Perdura o braço de ferro entre países industrializados - como o bloco dos 27 da União Europeia, de que Portugal faz parte - e os países em desenvolvimento sobre a “nova meta coletiva quantificada”, que deve definir a quantidade de dinheiro que os países em desenvolvimento podem esperar em financiamento climático, e a proporção disso que deve vir diretamente dos governos dos países ricos (os países do Sul apontam para uma meta de um trilião de dólares).

O rascunho apresentado esta quinta-feira pela presidência desta COP 29, organizada pelo Azerbaijão, não estabelece qualquer avanço nesse sentido e foi já catalogado como inaceitável pelo comissário europeu do clima.

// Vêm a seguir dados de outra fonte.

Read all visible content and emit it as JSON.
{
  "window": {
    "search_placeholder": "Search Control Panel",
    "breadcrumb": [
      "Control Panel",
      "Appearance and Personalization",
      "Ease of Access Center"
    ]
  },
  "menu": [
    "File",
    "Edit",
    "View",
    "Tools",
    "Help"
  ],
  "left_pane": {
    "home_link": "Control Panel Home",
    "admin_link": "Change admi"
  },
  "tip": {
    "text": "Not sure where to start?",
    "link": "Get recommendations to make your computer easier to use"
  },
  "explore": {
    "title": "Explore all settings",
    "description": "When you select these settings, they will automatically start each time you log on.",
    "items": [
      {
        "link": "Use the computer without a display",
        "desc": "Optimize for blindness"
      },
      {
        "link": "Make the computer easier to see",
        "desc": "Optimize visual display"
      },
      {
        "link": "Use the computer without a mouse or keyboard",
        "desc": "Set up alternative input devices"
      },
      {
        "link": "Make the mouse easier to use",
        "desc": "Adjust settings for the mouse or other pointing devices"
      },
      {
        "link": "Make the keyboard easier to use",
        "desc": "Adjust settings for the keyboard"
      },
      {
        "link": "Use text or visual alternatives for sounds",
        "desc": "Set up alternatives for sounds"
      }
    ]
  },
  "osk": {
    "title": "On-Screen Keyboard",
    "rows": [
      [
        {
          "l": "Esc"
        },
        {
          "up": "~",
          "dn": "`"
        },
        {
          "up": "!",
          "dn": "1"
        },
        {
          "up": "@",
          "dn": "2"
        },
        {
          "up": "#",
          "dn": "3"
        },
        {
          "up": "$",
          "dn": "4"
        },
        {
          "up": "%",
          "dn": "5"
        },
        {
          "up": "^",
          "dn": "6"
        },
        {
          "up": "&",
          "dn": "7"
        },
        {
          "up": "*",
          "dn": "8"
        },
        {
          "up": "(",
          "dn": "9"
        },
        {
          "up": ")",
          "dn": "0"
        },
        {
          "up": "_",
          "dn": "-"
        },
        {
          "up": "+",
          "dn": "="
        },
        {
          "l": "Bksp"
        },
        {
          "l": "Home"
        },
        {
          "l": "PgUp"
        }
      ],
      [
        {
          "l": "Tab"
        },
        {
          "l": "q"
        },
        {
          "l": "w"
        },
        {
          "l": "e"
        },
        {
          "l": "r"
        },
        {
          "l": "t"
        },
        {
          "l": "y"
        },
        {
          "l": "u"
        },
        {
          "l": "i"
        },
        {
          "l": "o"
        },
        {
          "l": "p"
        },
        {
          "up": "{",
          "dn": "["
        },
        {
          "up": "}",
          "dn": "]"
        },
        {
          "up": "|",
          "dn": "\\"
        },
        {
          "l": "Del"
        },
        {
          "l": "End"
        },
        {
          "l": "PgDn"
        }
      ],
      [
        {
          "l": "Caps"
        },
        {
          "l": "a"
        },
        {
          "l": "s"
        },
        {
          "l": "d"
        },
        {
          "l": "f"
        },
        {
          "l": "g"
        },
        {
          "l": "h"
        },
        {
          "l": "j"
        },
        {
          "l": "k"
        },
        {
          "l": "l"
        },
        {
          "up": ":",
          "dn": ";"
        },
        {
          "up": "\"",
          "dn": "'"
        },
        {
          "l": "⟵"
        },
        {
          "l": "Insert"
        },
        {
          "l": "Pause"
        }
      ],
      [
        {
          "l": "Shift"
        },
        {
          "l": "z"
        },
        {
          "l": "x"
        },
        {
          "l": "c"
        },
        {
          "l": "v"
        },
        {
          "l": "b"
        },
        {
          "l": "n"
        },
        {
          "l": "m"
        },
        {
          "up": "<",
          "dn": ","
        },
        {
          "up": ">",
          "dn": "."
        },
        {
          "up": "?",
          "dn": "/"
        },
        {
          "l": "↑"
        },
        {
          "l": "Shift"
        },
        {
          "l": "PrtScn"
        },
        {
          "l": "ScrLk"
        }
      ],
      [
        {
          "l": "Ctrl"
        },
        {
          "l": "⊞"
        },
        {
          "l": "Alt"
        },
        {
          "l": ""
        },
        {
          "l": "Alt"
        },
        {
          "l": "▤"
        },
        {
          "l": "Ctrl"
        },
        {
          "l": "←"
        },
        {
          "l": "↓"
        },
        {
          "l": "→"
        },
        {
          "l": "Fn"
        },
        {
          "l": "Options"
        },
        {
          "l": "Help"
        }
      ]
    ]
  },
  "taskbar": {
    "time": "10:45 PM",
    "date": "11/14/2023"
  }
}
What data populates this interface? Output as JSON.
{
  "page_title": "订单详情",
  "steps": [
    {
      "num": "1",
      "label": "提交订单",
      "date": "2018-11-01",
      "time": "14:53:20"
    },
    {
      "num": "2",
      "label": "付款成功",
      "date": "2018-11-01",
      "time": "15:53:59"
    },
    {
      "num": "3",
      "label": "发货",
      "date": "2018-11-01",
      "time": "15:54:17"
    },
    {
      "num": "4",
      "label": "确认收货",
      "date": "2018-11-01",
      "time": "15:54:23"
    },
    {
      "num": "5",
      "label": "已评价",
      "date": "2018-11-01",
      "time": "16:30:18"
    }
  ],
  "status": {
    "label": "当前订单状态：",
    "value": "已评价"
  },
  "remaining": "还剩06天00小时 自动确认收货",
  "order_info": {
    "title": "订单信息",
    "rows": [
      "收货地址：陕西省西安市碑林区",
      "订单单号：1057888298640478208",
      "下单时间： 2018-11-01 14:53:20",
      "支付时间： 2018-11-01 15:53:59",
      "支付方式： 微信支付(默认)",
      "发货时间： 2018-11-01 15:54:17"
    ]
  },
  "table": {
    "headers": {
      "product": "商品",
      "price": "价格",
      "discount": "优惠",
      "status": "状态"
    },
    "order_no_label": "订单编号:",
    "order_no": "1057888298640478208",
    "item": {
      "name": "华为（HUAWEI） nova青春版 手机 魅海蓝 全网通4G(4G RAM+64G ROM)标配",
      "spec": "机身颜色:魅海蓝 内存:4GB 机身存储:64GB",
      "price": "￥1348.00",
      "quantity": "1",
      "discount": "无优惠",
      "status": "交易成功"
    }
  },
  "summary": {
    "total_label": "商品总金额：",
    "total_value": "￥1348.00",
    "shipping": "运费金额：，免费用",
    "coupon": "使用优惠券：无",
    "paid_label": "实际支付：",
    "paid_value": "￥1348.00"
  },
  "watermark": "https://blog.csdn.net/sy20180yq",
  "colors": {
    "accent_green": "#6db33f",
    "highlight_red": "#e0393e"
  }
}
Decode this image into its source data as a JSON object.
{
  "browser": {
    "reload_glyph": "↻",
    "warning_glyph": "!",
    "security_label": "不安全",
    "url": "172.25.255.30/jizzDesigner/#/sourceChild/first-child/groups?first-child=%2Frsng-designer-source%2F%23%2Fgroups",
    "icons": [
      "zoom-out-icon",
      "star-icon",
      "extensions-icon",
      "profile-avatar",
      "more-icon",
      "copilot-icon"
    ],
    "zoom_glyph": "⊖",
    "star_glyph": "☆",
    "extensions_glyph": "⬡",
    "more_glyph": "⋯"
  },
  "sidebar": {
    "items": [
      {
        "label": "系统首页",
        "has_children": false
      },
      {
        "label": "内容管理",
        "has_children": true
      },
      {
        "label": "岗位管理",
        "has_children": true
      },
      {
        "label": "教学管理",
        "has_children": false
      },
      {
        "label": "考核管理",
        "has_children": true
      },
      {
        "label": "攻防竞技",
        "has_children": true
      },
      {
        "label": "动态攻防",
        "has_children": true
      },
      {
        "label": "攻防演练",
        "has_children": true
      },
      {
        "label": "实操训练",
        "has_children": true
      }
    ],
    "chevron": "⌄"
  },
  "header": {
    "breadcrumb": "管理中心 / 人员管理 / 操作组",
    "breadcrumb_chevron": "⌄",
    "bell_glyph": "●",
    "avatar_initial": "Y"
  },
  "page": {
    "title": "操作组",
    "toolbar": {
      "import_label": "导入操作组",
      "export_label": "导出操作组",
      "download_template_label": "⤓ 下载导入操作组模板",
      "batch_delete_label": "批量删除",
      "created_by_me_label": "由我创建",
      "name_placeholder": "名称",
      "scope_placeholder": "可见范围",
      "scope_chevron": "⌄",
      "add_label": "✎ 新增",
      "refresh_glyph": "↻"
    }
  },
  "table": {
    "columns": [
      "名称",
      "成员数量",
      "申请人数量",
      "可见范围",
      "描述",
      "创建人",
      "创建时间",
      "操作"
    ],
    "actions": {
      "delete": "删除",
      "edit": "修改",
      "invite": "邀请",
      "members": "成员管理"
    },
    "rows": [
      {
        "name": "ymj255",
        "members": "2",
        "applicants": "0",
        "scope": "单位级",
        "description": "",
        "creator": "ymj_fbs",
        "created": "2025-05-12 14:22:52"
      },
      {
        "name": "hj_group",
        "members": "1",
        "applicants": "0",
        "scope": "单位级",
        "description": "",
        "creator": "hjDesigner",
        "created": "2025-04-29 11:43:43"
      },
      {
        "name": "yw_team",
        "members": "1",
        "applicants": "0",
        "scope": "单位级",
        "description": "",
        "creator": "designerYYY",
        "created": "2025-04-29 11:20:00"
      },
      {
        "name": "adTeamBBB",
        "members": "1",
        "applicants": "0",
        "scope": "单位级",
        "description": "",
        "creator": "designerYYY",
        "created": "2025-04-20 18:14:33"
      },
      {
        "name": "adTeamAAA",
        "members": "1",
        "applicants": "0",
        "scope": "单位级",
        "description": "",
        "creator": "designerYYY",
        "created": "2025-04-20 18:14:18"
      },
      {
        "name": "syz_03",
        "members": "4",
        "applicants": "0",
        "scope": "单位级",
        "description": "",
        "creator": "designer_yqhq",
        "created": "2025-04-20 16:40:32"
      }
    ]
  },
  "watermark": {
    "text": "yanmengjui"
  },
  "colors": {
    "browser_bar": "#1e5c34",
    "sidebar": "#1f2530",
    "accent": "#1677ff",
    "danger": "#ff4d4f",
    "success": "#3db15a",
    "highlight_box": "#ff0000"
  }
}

Ao DN, a ministra do Ambiente e Energia Nacional, Maria da Graça Carvalho, presente em Baku, explica o que está a impedir um acordo, aponta à necessidade de maior compromisso no financiamento climático por parte de países como a China ou de petro-Estados como a Arábia Saudita e lamenta a falta de ambição da presidência azeri.


O comissário europeu do clima, Wopke Hoekstra, já veio qualificar como inaceitável o draft avançado para texto final desta COP 29. Concorda? Em que falha este texto?

Sim, é de facto inaceitável. Usando até uma expressão do sr. Hoekstra na reunião interna do nosso grupo, é uma piada. Temos em cima da mesa dois pontos importantes nesta COP: o financiamento e a mitigação. E só faz sentido aumentar o financiamento climático se tivermos um aumento da ambição em relação à mitigação das emissões de carbono. O texto final, o draft conhecido até agora, é muito vago nesse sentido. Nem sequer faz referência a objetivos do texto final da COP 28, como a redução gradual dos combustíveis fósseis e o triplicar das energias renováveis até 2030. Ora, isso não é aceitável quando, ao mesmo tempo, nos estão a pedir um aumento do financiamento.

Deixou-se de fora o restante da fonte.